In JP 2020-47443 A, in the gas diffusion layer that faces and comes into contact with the ribs, diffusion of gas depends only on simple diffusion. Accordingly, gas diffusion in a direction toward a thickness direction of the gas diffusion layer (hereinafter, also called a face-down direction) on the surface of the gas diffusion layer facing the ribs (hereinafter, also called a rib surface) of the separator is still insufficient. It is desirable to improve a power generation efficiency by promoting gas diffusion in the rib surface and supplying gas more homogeneously through the gas diffusion layer.

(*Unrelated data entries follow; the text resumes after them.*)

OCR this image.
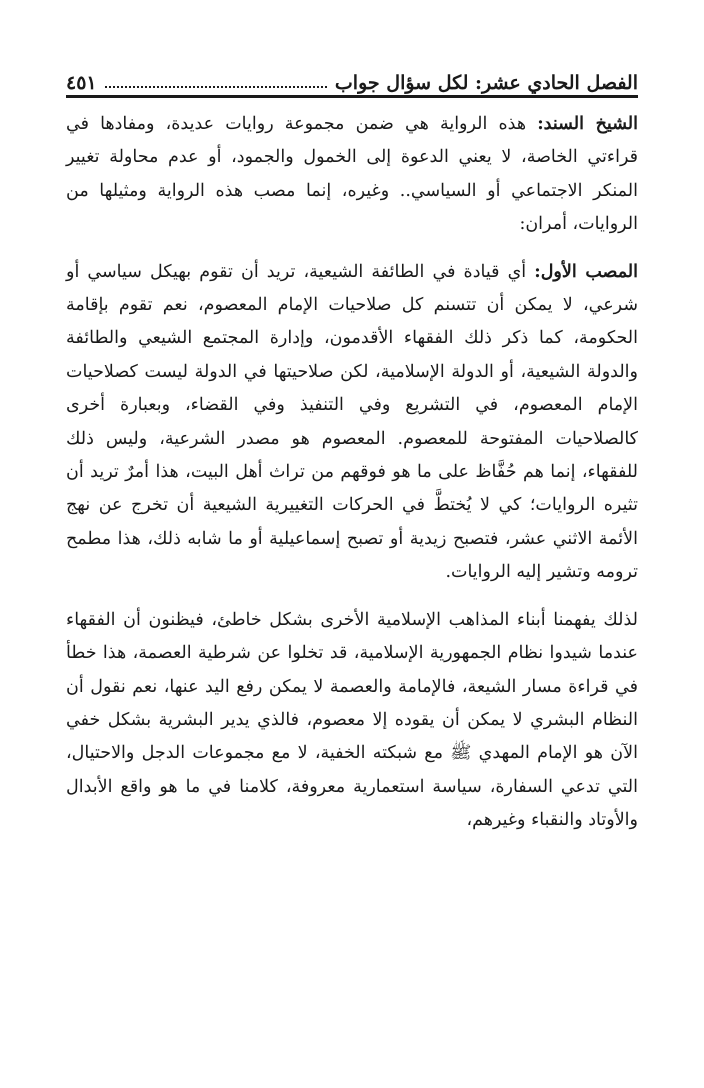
الفصل الحادي عشر: لكل سؤال جواب
٤٥١

الشيخ السند: هذه الرواية هي ضمن مجموعة روايات عديدة، ومفادها في قراءتي الخاصة، لا يعني الدعوة إلى الخمول والجمود، أو عدم محاولة تغيير المنكر الاجتماعي أو السياسي.. وغيره، إنما مصب هذه الرواية ومثيلها من الروايات، أمران:

المصب الأول: أي قيادة في الطائفة الشيعية، تريد أن تقوم بهيكل سياسي أو شرعي، لا يمكن أن تتسنم كل صلاحيات الإمام المعصوم، نعم تقوم بإقامة الحكومة، كما ذكر ذلك الفقهاء الأقدمون، وإدارة المجتمع الشيعي والطائفة والدولة الشيعية، أو الدولة الإسلامية، لكن صلاحيتها في الدولة ليست كصلاحيات الإمام المعصوم، في التشريع وفي التنفيذ وفي القضاء، وبعبارة أخرى كالصلاحيات المفتوحة للمعصوم. المعصوم هو مصدر الشرعية، وليس ذلك للفقهاء، إنما هم حُفَّاظ على ما هو فوقهم من تراث أهل البيت، هذا أمرٌ تريد أن تثيره الروايات؛ كي لا يُختطَّ في الحركات التغييرية الشيعية أن تخرج عن نهج الأئمة الاثني عشر، فتصبح زيدية أو تصبح إسماعيلية أو ما شابه ذلك، هذا مطمح ترومه وتشير إليه الروايات.

لذلك يفهمنا أبناء المذاهب الإسلامية الأخرى بشكل خاطئ، فيظنون أن الفقهاء عندما شيدوا نظام الجمهورية الإسلامية، قد تخلوا عن شرطية العصمة، هذا خطأ في قراءة مسار الشيعة، فالإمامة والعصمة لا يمكن رفع اليد عنها، نعم نقول أن النظام البشري لا يمكن أن يقوده إلا معصوم، فالذي يدير البشرية بشكل خفي الآن هو الإمام المهدي ﷺ مع شبكته الخفية، لا مع مجموعات الدجل والاحتيال، التي تدعي السفارة، سياسة استعمارية معروفة، كلامنا في ما هو واقع الأبدال والأوتاد والنقباء وغيرهم،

The present specification provides technology that effectively diffuses gas in a face-down direction of a gas diffusion layer facing ribs of a separator, in a fuel cell.

The technology disclosed in the present specification is embodied in a separator of a fuel cell.

The separator includes

• • a plurality of grooves that recedes from a gas diffusion layer in the fuel cell to form a plurality of gas flow paths, and
  • a plurality of ribs in contact with the gas diffusion layer of the fuel cell to separate each of the gas flow paths.
    At least one first groove is provided on a contact surface of at least one rib separating an adjacent first flow path and second flow path of the gas flow paths, the contact surface coming into contact with the gas diffusion layer, and the at least one first groove receding from the gas diffusion layer and extending toward the second flow path by only communicating with the first flow path.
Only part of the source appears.